3.3.1.2 Les emprunts en portugais du Brésil

Si le portugais du Brésil a emprunté de nombreux mots à la langue française aux XVII° et XVIII° siècles, il puise aujourd’hui plutôt dans la langue anglaise, pour des raisons de domination culturelle et économique. Dans certains contextes, l’utilisation parfois excessive de mots étrangers obéit à un effet de mode. Ainsi, les textes publicitaires ou les commentaires des colonnes sociales des magazines sont-ils “ truffés ” de mots anglais ou français ; quant aux sports, à l’économie ou à l’informatique, c’est l’emprunt à la langue anglaise qui est le plus répandu. L’utilisation de mots étrangers, généralement anglais ou français, contribue à transformer le moindre texte publicitaire ou commentaire sur une soirée en un texte “ branché ”; en effet, pour une certaine classe sociale, tout article importé (y compris un simple mot) est synonyme de qualité et de statut. Les emprunts à l’anglais ou au français ont donc une connotation positive. Au contraire, les mots empruntés à l’espagnol auront une connotation plutôt péjorative (en raison de la vieille rivalité entre le Brésil et ses proches voisins hispanophones, en particulier l’Argentine). Guilbert (1975) classe les emprunts lexicaux en emprunts connotatifs et emprunts dénotatifs. Les emprunts dénotatifs sont des désignations de produits ou concepts créés dans un pays étrangers et qui, lorsqu’ils sont intégrés dans une autre société ou un autre pays, apportent avec eux les termes qui les désignent (ce qui, par exemple, est souvent le cas, de nos jours, en informatique). Dans le cas qui nous intéresse ici, il s’agirait plutôt d’emprunts connotatifs, c’est-à-dire de termes utilisés dans l’intention d’évoquer une situation sociale considérée comme prestigieuse ou, au contraire, inférieure.

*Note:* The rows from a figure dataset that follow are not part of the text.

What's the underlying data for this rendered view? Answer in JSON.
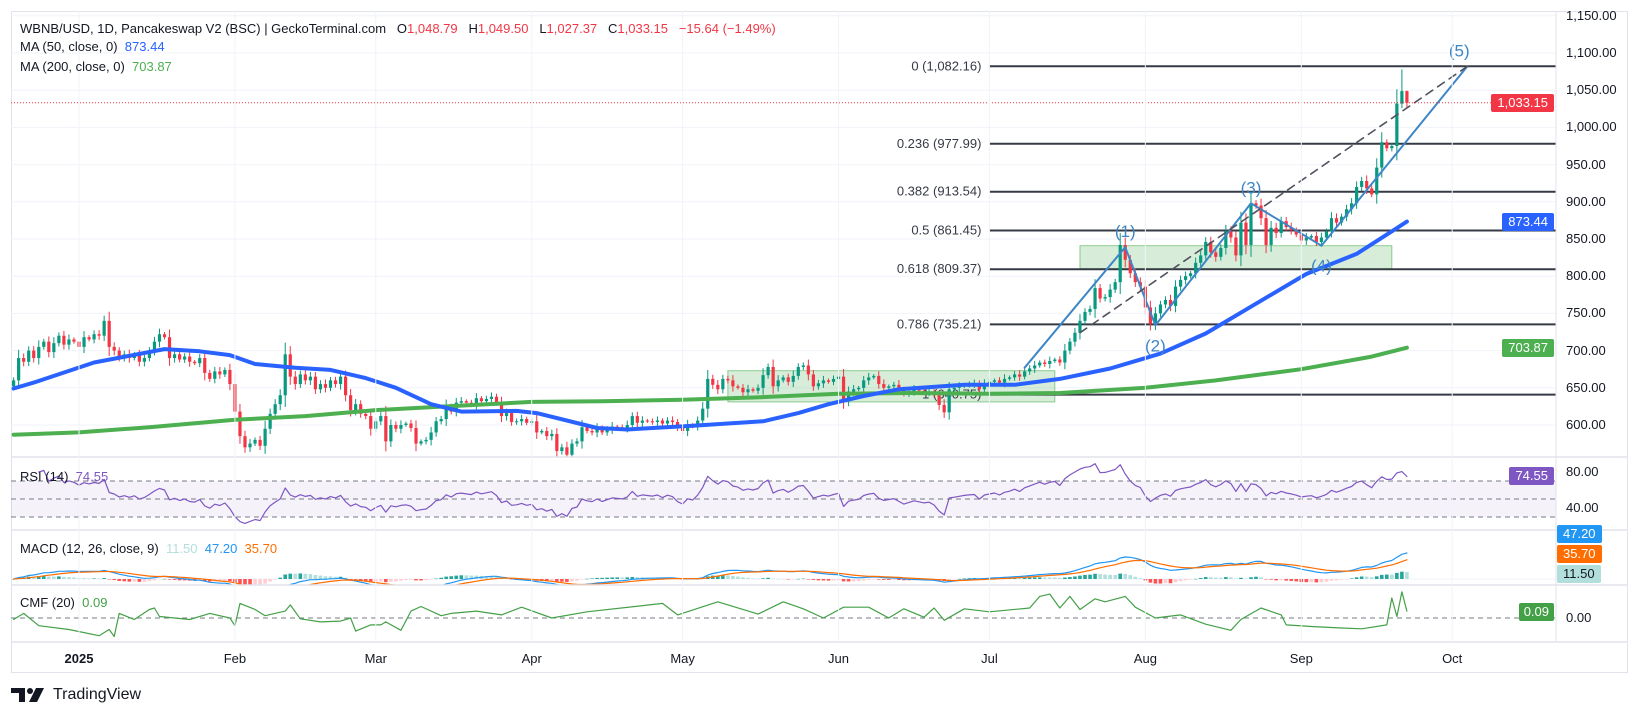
{
  "header": {
    "symbol": "WBNB/USD, 1D, Pancakeswap V2 (BSC) | GeckoTerminal.com",
    "o_label": "O",
    "o": "1,048.79",
    "h_label": "H",
    "h": "1,049.50",
    "l_label": "L",
    "l": "1,027.37",
    "c_label": "C",
    "c": "1,033.15",
    "change": "−15.64 (−1.49%)"
  },
  "ma50": {
    "label": "MA (50, close, 0)",
    "value": "873.44",
    "color": "#2962ff"
  },
  "ma200": {
    "label": "MA (200, close, 0)",
    "value": "703.87",
    "color": "#4caf50"
  },
  "price_axis": [
    {
      "value": 1150,
      "label": "1,150.00"
    },
    {
      "value": 1100,
      "label": "1,100.00"
    },
    {
      "value": 1050,
      "label": "1,050.00"
    },
    {
      "value": 1000,
      "label": "1,000.00"
    },
    {
      "value": 950,
      "label": "950.00"
    },
    {
      "value": 900,
      "label": "900.00"
    },
    {
      "value": 850,
      "label": "850.00"
    },
    {
      "value": 800,
      "label": "800.00"
    },
    {
      "value": 750,
      "label": "750.00"
    },
    {
      "value": 700,
      "label": "700.00"
    },
    {
      "value": 650,
      "label": "650.00"
    },
    {
      "value": 600,
      "label": "600.00"
    }
  ],
  "tags": {
    "last_price": {
      "value": 1033.15,
      "label": "1,033.15",
      "color": "#f23645"
    },
    "ma50": {
      "value": 873.44,
      "label": "873.44",
      "color": "#2962ff"
    },
    "ma200": {
      "value": 703.87,
      "label": "703.87",
      "color": "#4caf50"
    }
  },
  "rsi": {
    "label": "RSI (14)",
    "value": "74.55",
    "color": "#7e57c2",
    "axis": [
      {
        "value": 80,
        "label": "80.00"
      },
      {
        "value": 40,
        "label": "40.00"
      }
    ],
    "bands": [
      70,
      50,
      30
    ]
  },
  "macd": {
    "label": "MACD (12, 26, close, 9)",
    "hist": "11.50",
    "macd": "47.20",
    "signal": "35.70",
    "macd_color": "#2196f3",
    "signal_color": "#ff6d00",
    "hist_color": "#b2dfdb"
  },
  "cmf": {
    "label": "CMF (20)",
    "value": "0.09",
    "axis_label": "0.00",
    "color": "#43a047"
  },
  "time_axis": [
    {
      "label": "2025",
      "date": "2025-01-01",
      "year": true
    },
    {
      "label": "Feb",
      "date": "2025-02-01"
    },
    {
      "label": "Mar",
      "date": "2025-03-01"
    },
    {
      "label": "Apr",
      "date": "2025-04-01"
    },
    {
      "label": "May",
      "date": "2025-05-01"
    },
    {
      "label": "Jun",
      "date": "2025-06-01"
    },
    {
      "label": "Jul",
      "date": "2025-07-01"
    },
    {
      "label": "Aug",
      "date": "2025-08-01"
    },
    {
      "label": "Sep",
      "date": "2025-09-01"
    },
    {
      "label": "Oct",
      "date": "2025-10-01"
    }
  ],
  "logo": {
    "text": "TradingView",
    "mark": "TV"
  },
  "chart_data": {
    "type": "candlestick",
    "title": "WBNB/USD, 1D, Pancakeswap V2 (BSC) | GeckoTerminal.com",
    "ylim": [
      555,
      1160
    ],
    "grid": true,
    "up_color": "#089981",
    "down_color": "#f23645",
    "last_ohlc": {
      "date": "2025-09-22",
      "open": 1048.79,
      "high": 1049.5,
      "low": 1027.37,
      "close": 1033.15
    },
    "closes_by_month": [
      {
        "month": "2024-12",
        "close": [
          660,
          690,
          685,
          700,
          690,
          705,
          712,
          698,
          710,
          720,
          708,
          715,
          712
        ]
      },
      {
        "month": "2025-01",
        "close": [
          705,
          718,
          715,
          722,
          720,
          740,
          705,
          700,
          690,
          695,
          690,
          695,
          685,
          690,
          700,
          712,
          722,
          718,
          690,
          695,
          688,
          692,
          685,
          683,
          690,
          670,
          662,
          672,
          668,
          674,
          655
        ]
      },
      {
        "month": "2025-02",
        "close": [
          618,
          585,
          570,
          575,
          580,
          572,
          595,
          615,
          628,
          640,
          695,
          665,
          655,
          668,
          660,
          665,
          648,
          655,
          650,
          660,
          655,
          665,
          640,
          620,
          628,
          615,
          612,
          595
        ]
      },
      {
        "month": "2025-03",
        "close": [
          605,
          612,
          578,
          600,
          595,
          600,
          602,
          596,
          575,
          578,
          580,
          590,
          605,
          608,
          625,
          618,
          630,
          632,
          630,
          628,
          636,
          632,
          635,
          638,
          630,
          612,
          616,
          604,
          605,
          608,
          603
        ]
      },
      {
        "month": "2025-04",
        "close": [
          605,
          590,
          592,
          585,
          588,
          565,
          570,
          560,
          575,
          578,
          597,
          592,
          590,
          596,
          590,
          594,
          598,
          597,
          596,
          600,
          612,
          603,
          606,
          605,
          604,
          606,
          602,
          606,
          604,
          596
        ]
      },
      {
        "month": "2025-05",
        "close": [
          592,
          600,
          598,
          606,
          622,
          662,
          654,
          648,
          662,
          660,
          652,
          650,
          644,
          648,
          646,
          650,
          667,
          678,
          652,
          660,
          664,
          658,
          666,
          678,
          680,
          668,
          652,
          656,
          660,
          658,
          662
        ]
      },
      {
        "month": "2025-06",
        "close": [
          665,
          632,
          645,
          648,
          650,
          660,
          664,
          666,
          655,
          650,
          652,
          654,
          648,
          642,
          645,
          648,
          646,
          644,
          645,
          640,
          627,
          617,
          648,
          650,
          652,
          654,
          655,
          656,
          648,
          656
        ]
      },
      {
        "month": "2025-07",
        "close": [
          658,
          660,
          657,
          662,
          664,
          668,
          665,
          672,
          676,
          680,
          684,
          682,
          686,
          688,
          684,
          700,
          712,
          724,
          740,
          752,
          756,
          784,
          770,
          772,
          782,
          792,
          842,
          822,
          804,
          792,
          786
        ]
      },
      {
        "month": "2025-08",
        "close": [
          758,
          736,
          750,
          762,
          768,
          760,
          786,
          795,
          800,
          804,
          818,
          828,
          846,
          832,
          826,
          838,
          860,
          852,
          828,
          872,
          842,
          898,
          895,
          878,
          842,
          865,
          858,
          874,
          866,
          862,
          856
        ]
      },
      {
        "month": "2025-09",
        "close": [
          848,
          852,
          854,
          846,
          852,
          860,
          878,
          872,
          880,
          890,
          898,
          920,
          928,
          918,
          910,
          946,
          980,
          972,
          975,
          1032,
          1048.79,
          1033.15
        ]
      }
    ],
    "ma50_series": [
      [
        "2024-12-19",
        649
      ],
      [
        "2024-12-23",
        657
      ],
      [
        "2025-01-04",
        684
      ],
      [
        "2025-01-18",
        702
      ],
      [
        "2025-01-25",
        699
      ],
      [
        "2025-01-31",
        694
      ],
      [
        "2025-02-05",
        682
      ],
      [
        "2025-02-13",
        677
      ],
      [
        "2025-02-20",
        674
      ],
      [
        "2025-02-27",
        663
      ],
      [
        "2025-03-05",
        650
      ],
      [
        "2025-03-12",
        628
      ],
      [
        "2025-03-18",
        618
      ],
      [
        "2025-03-29",
        619
      ],
      [
        "2025-04-02",
        616
      ],
      [
        "2025-04-14",
        596
      ],
      [
        "2025-04-20",
        594
      ],
      [
        "2025-05-03",
        599
      ],
      [
        "2025-05-17",
        605
      ],
      [
        "2025-05-24",
        616
      ],
      [
        "2025-05-30",
        628
      ],
      [
        "2025-06-06",
        639
      ],
      [
        "2025-06-13",
        648
      ],
      [
        "2025-06-26",
        654
      ],
      [
        "2025-07-06",
        654
      ],
      [
        "2025-07-15",
        662
      ],
      [
        "2025-07-25",
        676
      ],
      [
        "2025-08-04",
        696
      ],
      [
        "2025-08-13",
        723
      ],
      [
        "2025-08-23",
        763
      ],
      [
        "2025-09-02",
        803
      ],
      [
        "2025-09-12",
        830
      ],
      [
        "2025-09-22",
        873.44
      ]
    ],
    "ma200_series": [
      [
        "2024-12-19",
        587
      ],
      [
        "2025-01-01",
        590
      ],
      [
        "2025-01-15",
        597
      ],
      [
        "2025-02-01",
        607
      ],
      [
        "2025-02-15",
        612
      ],
      [
        "2025-03-01",
        620
      ],
      [
        "2025-03-15",
        625
      ],
      [
        "2025-04-01",
        631
      ],
      [
        "2025-04-15",
        632
      ],
      [
        "2025-05-01",
        634
      ],
      [
        "2025-05-15",
        637
      ],
      [
        "2025-06-01",
        642
      ],
      [
        "2025-06-15",
        643
      ],
      [
        "2025-07-01",
        642
      ],
      [
        "2025-07-15",
        643
      ],
      [
        "2025-08-01",
        650
      ],
      [
        "2025-08-15",
        660
      ],
      [
        "2025-09-01",
        675
      ],
      [
        "2025-09-15",
        692
      ],
      [
        "2025-09-22",
        703.87
      ]
    ],
    "cmf_series": [
      [
        "2024-12-19",
        -0.02
      ],
      [
        "2024-12-21",
        0.06
      ],
      [
        "2024-12-24",
        -0.1
      ],
      [
        "2024-12-30",
        -0.15
      ],
      [
        "2025-01-05",
        -0.23
      ],
      [
        "2025-01-07",
        -0.15
      ],
      [
        "2025-01-08",
        -0.24
      ],
      [
        "2025-01-09",
        0.06
      ],
      [
        "2025-01-12",
        -0.02
      ],
      [
        "2025-01-15",
        0.11
      ],
      [
        "2025-01-16",
        0.13
      ],
      [
        "2025-01-17",
        0.02
      ],
      [
        "2025-01-23",
        -0.02
      ],
      [
        "2025-01-27",
        0.06
      ],
      [
        "2025-01-31",
        0.0
      ],
      [
        "2025-02-01",
        -0.1
      ],
      [
        "2025-02-02",
        0.19
      ],
      [
        "2025-02-05",
        0.11
      ],
      [
        "2025-02-07",
        0.03
      ],
      [
        "2025-02-11",
        0.09
      ],
      [
        "2025-02-12",
        0.17
      ],
      [
        "2025-02-14",
        -0.01
      ],
      [
        "2025-02-18",
        -0.05
      ],
      [
        "2025-02-22",
        -0.04
      ],
      [
        "2025-02-24",
        0.0
      ],
      [
        "2025-02-25",
        -0.17
      ],
      [
        "2025-02-28",
        -0.09
      ],
      [
        "2025-03-02",
        -0.09
      ],
      [
        "2025-03-03",
        -0.05
      ],
      [
        "2025-03-06",
        -0.16
      ],
      [
        "2025-03-08",
        0.09
      ],
      [
        "2025-03-10",
        0.15
      ],
      [
        "2025-03-14",
        0.03
      ],
      [
        "2025-03-16",
        0.06
      ],
      [
        "2025-03-21",
        0.09
      ],
      [
        "2025-03-26",
        0.04
      ],
      [
        "2025-03-30",
        0.14
      ],
      [
        "2025-04-05",
        0.0
      ],
      [
        "2025-04-12",
        0.08
      ],
      [
        "2025-04-27",
        0.19
      ],
      [
        "2025-04-30",
        0.04
      ],
      [
        "2025-05-08",
        0.21
      ],
      [
        "2025-05-16",
        0.05
      ],
      [
        "2025-05-21",
        0.21
      ],
      [
        "2025-05-25",
        0.12
      ],
      [
        "2025-05-29",
        0.0
      ],
      [
        "2025-06-02",
        0.14
      ],
      [
        "2025-06-07",
        0.14
      ],
      [
        "2025-06-11",
        0.0
      ],
      [
        "2025-06-14",
        0.12
      ],
      [
        "2025-06-18",
        0.01
      ],
      [
        "2025-06-20",
        0.13
      ],
      [
        "2025-06-22",
        -0.03
      ],
      [
        "2025-06-26",
        0.12
      ],
      [
        "2025-07-01",
        0.08
      ],
      [
        "2025-07-09",
        0.13
      ],
      [
        "2025-07-11",
        0.28
      ],
      [
        "2025-07-13",
        0.31
      ],
      [
        "2025-07-15",
        0.13
      ],
      [
        "2025-07-17",
        0.28
      ],
      [
        "2025-07-19",
        0.11
      ],
      [
        "2025-07-22",
        0.25
      ],
      [
        "2025-07-24",
        0.21
      ],
      [
        "2025-07-28",
        0.28
      ],
      [
        "2025-07-30",
        0.14
      ],
      [
        "2025-08-03",
        0.0
      ],
      [
        "2025-08-08",
        0.04
      ],
      [
        "2025-08-13",
        -0.08
      ],
      [
        "2025-08-18",
        -0.16
      ],
      [
        "2025-08-20",
        -0.02
      ],
      [
        "2025-08-24",
        0.13
      ],
      [
        "2025-08-28",
        0.04
      ],
      [
        "2025-08-29",
        -0.09
      ],
      [
        "2025-09-03",
        -0.11
      ],
      [
        "2025-09-09",
        -0.13
      ],
      [
        "2025-09-13",
        -0.14
      ],
      [
        "2025-09-18",
        -0.09
      ],
      [
        "2025-09-19",
        0.26
      ],
      [
        "2025-09-20",
        0.02
      ],
      [
        "2025-09-21",
        0.34
      ],
      [
        "2025-09-22",
        0.09
      ]
    ],
    "fib_levels": [
      {
        "ratio": "0",
        "price": 1082.16,
        "label": "0 (1,082.16)"
      },
      {
        "ratio": "0.236",
        "price": 977.99,
        "label": "0.236 (977.99)"
      },
      {
        "ratio": "0.382",
        "price": 913.54,
        "label": "0.382 (913.54)"
      },
      {
        "ratio": "0.5",
        "price": 861.45,
        "label": "0.5 (861.45)"
      },
      {
        "ratio": "0.618",
        "price": 809.37,
        "label": "0.618 (809.37)"
      },
      {
        "ratio": "0.786",
        "price": 735.21,
        "label": "0.786 (735.21)"
      },
      {
        "ratio": "1",
        "price": 640.75,
        "label": "1 (640.75)"
      }
    ],
    "fib_start_date": "2025-07-01",
    "elliott_waves": {
      "color": "#3d86c6",
      "start": {
        "date": "2025-07-08",
        "price": 677
      },
      "points": [
        {
          "label": "(1)",
          "date": "2025-07-28",
          "price": 839,
          "pos": "above"
        },
        {
          "label": "(2)",
          "date": "2025-08-03",
          "price": 734,
          "pos": "below"
        },
        {
          "label": "(3)",
          "date": "2025-08-22",
          "price": 898,
          "pos": "above"
        },
        {
          "label": "(4)",
          "date": "2025-09-05",
          "price": 841,
          "pos": "below"
        },
        {
          "label": "(5)",
          "date": "2025-10-04",
          "price": 1082,
          "pos": "above"
        }
      ],
      "trendline": [
        {
          "date": "2025-07-19",
          "price": 724
        },
        {
          "date": "2025-10-04",
          "price": 1082
        }
      ]
    },
    "zones": [
      {
        "from": "2025-05-10",
        "to": "2025-07-14",
        "top": 673,
        "bottom": 631
      },
      {
        "from": "2025-07-19",
        "to": "2025-09-19",
        "top": 841,
        "bottom": 810
      }
    ]
  }
}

Toutefois, remarquons que cette utilisation quelque peu massive de mots empruntés à des langues étrangères se situe plus en discours qu’en langue. En effet, les mots étrangers qui passent véritablement dans la langue sont relativement peu nombreux. Il est intéressant de rappeler qu’en langue portugaise, l’orthographe des mots étrangers est très souvent modifiée afin de maintenir sa prononciation (on les écrits ainsi “ à la portugaise ” afin de continuer à les prononcer “ à l’anglaise ” ou “ à la française ”). Le cas le plus célèbre est évidemment futebol [football], et nous pourrions rajouter les exemples uísque [whisky], abajur [abat-jour], xampu [shampoo], nhoque [gnocchi], et tant d’autres. Cette façon de “ digérer ” les influences étrangères pour les accommoder au goût local est assez caractéristique, nous semble-t-il, de la société brésilienne, même si l’adaptation de l’orthographe des mots étrangers se vérifie également en portugais du Portugal. Par contre, on peut se demander si l’utilisation systématique de termes étrangers (essentiellement anglais) dans certains domaines techniques ou scientifiques ne se fait pas au détriment de la langue et de la culture portugaise et brésilienne, et ne traduit pas une domination excessive de pays comme les Etats-Unis, surtout dans le cas du Brésil. Si nous reconnaissons le côté quelque peu “ gadget ” de l’utilisation de mots étrangers dans une certaine presse, les nombreux emprunts dans le domaine scientifique sont plus préoccupants. Ils peuvent en effet révéler un manque de confiance dans la capacité de la langue portugaise à véhiculer des notions scientifiques et technologiques, et, d’une manière plus générale, ils peuvent traduire une certaine “ soumission ” aux recherches réalisées dans les pays économiquement forts.